Ma non è difficile trovarli. I bivacchi sono tra buio e penombra, a pochi metri dalle sfarzose luci dei grandi alberghi, dei ristoranti pieni di gente allegra, più allegra del solito. Ci si fa strada tra gli spettatori che stanno uscendo dal Teatro dell’Opera, abiti lunghi, completi eleganti. In cartellone Lo Schiaccianoci. Il contrasto è forte. Senza giudizio o moralismo. È solo un contrasto molto evidente. Poco più in là un gruppo di immigrati. Si direbbero eritrei. Anche loro sono molto diffidenti all’inizio. Poi quando il primo cede alla proposta del pasto caldo, tutti gli altri gli vengono dietro. Sorridono, sfoderano un’allegria tutta loro, probabilmente lo specchio di un momento di grazia.

Più in là la miseria sembra farsi più dura. È quella da cazzotto nello stomaco.
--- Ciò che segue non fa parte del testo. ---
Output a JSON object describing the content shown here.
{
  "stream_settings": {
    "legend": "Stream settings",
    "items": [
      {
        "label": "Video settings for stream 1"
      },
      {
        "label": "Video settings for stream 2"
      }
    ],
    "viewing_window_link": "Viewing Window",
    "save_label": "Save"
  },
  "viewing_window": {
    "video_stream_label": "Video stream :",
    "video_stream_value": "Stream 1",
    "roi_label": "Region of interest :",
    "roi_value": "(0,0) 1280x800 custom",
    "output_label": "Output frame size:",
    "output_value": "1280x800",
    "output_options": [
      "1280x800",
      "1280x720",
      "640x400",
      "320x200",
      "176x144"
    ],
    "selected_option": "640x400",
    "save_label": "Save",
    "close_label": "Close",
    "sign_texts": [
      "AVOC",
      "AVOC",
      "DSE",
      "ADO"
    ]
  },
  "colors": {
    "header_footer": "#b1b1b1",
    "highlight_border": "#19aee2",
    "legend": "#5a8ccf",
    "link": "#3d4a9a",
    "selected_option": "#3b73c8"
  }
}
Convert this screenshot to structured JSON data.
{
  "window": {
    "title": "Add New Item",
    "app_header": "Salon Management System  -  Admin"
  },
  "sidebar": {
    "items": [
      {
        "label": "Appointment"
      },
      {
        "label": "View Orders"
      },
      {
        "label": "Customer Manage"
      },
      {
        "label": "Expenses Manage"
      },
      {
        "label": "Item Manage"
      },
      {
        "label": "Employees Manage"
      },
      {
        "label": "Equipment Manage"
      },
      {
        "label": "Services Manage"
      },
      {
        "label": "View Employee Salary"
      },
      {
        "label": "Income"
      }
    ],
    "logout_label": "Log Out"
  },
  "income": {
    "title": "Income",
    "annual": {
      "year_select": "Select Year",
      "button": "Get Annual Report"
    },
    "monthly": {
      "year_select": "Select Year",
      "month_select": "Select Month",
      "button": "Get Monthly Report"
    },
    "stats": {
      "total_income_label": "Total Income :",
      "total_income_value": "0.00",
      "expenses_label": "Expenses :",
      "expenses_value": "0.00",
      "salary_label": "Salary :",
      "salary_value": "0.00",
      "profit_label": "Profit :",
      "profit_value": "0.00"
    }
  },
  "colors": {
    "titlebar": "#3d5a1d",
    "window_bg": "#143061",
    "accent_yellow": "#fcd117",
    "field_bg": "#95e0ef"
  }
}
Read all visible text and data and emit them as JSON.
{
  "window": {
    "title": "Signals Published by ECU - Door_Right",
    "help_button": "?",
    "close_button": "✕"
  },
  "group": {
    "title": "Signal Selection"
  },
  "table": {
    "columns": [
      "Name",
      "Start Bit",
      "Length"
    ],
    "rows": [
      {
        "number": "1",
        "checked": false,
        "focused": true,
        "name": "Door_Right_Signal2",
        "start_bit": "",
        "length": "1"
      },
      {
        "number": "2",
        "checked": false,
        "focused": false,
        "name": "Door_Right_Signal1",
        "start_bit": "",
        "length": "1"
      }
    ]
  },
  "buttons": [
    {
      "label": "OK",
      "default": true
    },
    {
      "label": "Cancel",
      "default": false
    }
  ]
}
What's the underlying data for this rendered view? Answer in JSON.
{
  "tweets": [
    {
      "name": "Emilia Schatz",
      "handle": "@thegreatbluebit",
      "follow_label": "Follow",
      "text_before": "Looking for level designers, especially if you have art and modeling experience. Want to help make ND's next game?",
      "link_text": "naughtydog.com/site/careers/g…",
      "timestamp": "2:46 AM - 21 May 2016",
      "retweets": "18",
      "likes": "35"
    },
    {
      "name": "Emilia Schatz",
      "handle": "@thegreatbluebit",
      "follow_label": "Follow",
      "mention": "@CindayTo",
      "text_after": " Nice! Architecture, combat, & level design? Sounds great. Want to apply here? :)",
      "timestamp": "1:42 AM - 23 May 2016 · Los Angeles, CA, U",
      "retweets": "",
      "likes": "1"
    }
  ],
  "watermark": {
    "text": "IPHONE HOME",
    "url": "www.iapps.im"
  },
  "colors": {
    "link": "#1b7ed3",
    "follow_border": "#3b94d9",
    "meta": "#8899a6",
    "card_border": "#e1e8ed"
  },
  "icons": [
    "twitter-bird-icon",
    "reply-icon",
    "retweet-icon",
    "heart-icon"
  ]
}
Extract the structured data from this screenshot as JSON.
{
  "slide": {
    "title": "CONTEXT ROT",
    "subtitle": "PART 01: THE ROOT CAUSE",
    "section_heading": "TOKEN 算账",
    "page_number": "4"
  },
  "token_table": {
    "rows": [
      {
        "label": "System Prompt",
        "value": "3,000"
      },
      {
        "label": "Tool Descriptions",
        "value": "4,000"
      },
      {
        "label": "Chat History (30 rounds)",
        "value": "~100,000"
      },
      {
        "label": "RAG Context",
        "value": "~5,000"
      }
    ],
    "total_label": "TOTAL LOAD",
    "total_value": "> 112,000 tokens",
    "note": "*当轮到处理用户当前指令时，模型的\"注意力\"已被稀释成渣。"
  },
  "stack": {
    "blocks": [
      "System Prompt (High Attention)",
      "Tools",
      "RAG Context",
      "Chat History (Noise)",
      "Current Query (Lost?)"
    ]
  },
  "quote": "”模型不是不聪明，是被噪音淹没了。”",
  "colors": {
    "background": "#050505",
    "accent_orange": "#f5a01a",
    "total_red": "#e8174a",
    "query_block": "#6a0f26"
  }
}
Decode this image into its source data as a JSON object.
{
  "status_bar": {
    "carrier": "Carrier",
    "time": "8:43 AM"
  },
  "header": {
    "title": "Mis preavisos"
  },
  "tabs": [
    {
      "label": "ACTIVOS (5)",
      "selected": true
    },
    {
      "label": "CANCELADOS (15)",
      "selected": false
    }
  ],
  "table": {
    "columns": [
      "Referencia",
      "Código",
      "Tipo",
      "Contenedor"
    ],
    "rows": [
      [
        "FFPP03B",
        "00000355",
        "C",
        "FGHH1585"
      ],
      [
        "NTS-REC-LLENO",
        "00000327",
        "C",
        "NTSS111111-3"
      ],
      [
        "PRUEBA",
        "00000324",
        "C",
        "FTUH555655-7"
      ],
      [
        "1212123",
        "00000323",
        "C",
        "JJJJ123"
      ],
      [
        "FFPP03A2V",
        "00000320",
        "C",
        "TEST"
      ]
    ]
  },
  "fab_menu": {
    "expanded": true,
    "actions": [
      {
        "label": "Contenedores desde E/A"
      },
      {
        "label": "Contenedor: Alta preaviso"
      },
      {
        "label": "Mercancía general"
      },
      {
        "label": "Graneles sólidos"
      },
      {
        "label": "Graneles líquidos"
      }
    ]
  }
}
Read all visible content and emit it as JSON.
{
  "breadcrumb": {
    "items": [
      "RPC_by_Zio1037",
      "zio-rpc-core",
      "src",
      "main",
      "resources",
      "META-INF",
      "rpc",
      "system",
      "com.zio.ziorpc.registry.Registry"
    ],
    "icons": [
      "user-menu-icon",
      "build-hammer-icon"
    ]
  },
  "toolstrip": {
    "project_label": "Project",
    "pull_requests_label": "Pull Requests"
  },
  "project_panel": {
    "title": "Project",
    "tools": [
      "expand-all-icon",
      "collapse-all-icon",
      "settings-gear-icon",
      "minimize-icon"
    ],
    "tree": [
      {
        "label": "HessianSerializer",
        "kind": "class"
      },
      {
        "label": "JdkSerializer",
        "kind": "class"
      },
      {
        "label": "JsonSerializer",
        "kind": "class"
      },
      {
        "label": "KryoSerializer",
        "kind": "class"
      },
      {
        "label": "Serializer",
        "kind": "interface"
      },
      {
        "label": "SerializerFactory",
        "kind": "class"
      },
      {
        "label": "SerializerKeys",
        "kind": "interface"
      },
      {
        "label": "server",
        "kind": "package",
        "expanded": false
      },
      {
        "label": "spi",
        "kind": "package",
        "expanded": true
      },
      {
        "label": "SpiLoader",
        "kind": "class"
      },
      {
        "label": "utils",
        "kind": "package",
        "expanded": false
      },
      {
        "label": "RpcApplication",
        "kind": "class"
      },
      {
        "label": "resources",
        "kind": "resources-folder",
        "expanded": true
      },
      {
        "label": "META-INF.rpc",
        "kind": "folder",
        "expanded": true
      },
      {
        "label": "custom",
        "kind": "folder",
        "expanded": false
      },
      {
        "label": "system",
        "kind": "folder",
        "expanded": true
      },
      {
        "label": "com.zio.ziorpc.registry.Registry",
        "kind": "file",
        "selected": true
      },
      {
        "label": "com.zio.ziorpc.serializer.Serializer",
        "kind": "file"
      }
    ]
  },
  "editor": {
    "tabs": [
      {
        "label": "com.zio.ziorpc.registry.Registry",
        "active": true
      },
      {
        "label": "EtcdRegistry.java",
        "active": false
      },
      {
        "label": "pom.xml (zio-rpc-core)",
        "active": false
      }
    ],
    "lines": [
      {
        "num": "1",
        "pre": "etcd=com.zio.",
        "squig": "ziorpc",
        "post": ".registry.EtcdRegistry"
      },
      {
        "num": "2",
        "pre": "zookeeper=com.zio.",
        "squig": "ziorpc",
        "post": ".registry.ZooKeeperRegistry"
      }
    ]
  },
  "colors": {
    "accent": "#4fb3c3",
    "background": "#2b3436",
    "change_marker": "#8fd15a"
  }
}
Si concentra davanti alla stazione, nella parte buia della piazza, presa di mira dagli stormi di uccelli che lasciano un tappeto di guano a terra. E lì ci sono i giacigli a cielo aperto occupati dagli invisibili. Invisibili per chi non vuole guardarli. Molti di loro non è che ci tengano troppo a farsi vedere e se ne stanno lì, sotto ai loro fagotti bagnati dalla pioggia del pomeriggio. Qualcuno aiutato dall’alcol sembra più disponibile, e la fame vale per tutti.

Anche per la donna scontrosa che vuole solo il pasto caldo. Panettone e frutta non le interessano. L’ex detenuto invece è un fiume in piena, e davanti ai sorrisi affabili del gruppo, racconta dettagliata la sua esperienza di “innocente”. Chissà. «Ho pagato», dice, disperato per il futuro che vede davanti. A Sant’Egidio casi come questo sono ben noti e la risposta non è solo il cestino col cibo. Il responsabile del gruppo gli lascia una brochure con un indirizzo. La comunità si è attrezzata per cercare di offrire un’alternativa alla strada, un lavoro quando si riesce. E comunque ha la sua “Guida Michelin” dei poveri, dove mangiare, dormire e lavarsi.

Il gruppo è formato per lo più di giovani. Molti i volontari occasionali del Capodanno. Inesperti, con tanta voglia di fare, curiosità e un pizzico di preoccupazione. Accanto i più avvezzi raccontano e spiegano come muoversi in questo mondo “sommerso”. Nel gruppo anche meno giovani come la sottoscritta, non del tutto neofita, con l’occhio da cronista che non riesce a non raccontare. Ma lì in veste di volontaria per una notte di festa, quella speciale delle 365 dell’anno. Una delle ragazze mi chiede scherzando se sono “infiltrata”, visto che anche nella passata esperienza non sono riuscita a non raccontare il giro di Sant’Egidio sempre sulle pagine di questo giornale.

«Chi sei?», era la domanda posta ai fedeli in una domenica di Avvento. Non che fai, che spesso è la prima risposta che ci viene, anche se quello che fai rispecchia l’essere dentro di noi. «Chi cerchi?», mi sono chiesta nel tragitto, in mezzo a tanti ragazzi volontari con uno sguardo pieno di vita. Chi cerchi negli occhi di questi poveri, tu che sei abituata a guardare quelli dei disabili, un mondo familiare da 26 anni a questa parte. E perché non sei rimasta con i “tuoi” disabili, non meno poveri di vita, o almeno di quella sfarzosa che ci è passata accanto la notte di Capodanno?

Negli anni ho visto alzare l’asticella, negli anni mi è stato chiesto di guardare sofferenze sempre più grandi. Il disabile bambino si trasforma in adulto e la sofferenza si fa più dura per lui e per i suoi compagni di viaggio. Gli occhi dei poveri sono un mare profondo in cui la paura di chi li guarda si confonde con la loro. La risposta è lì, in una sofferenza che si fa specchio. Cerco il coraggio di fissarla per vedere cosa risponde il suo riflesso.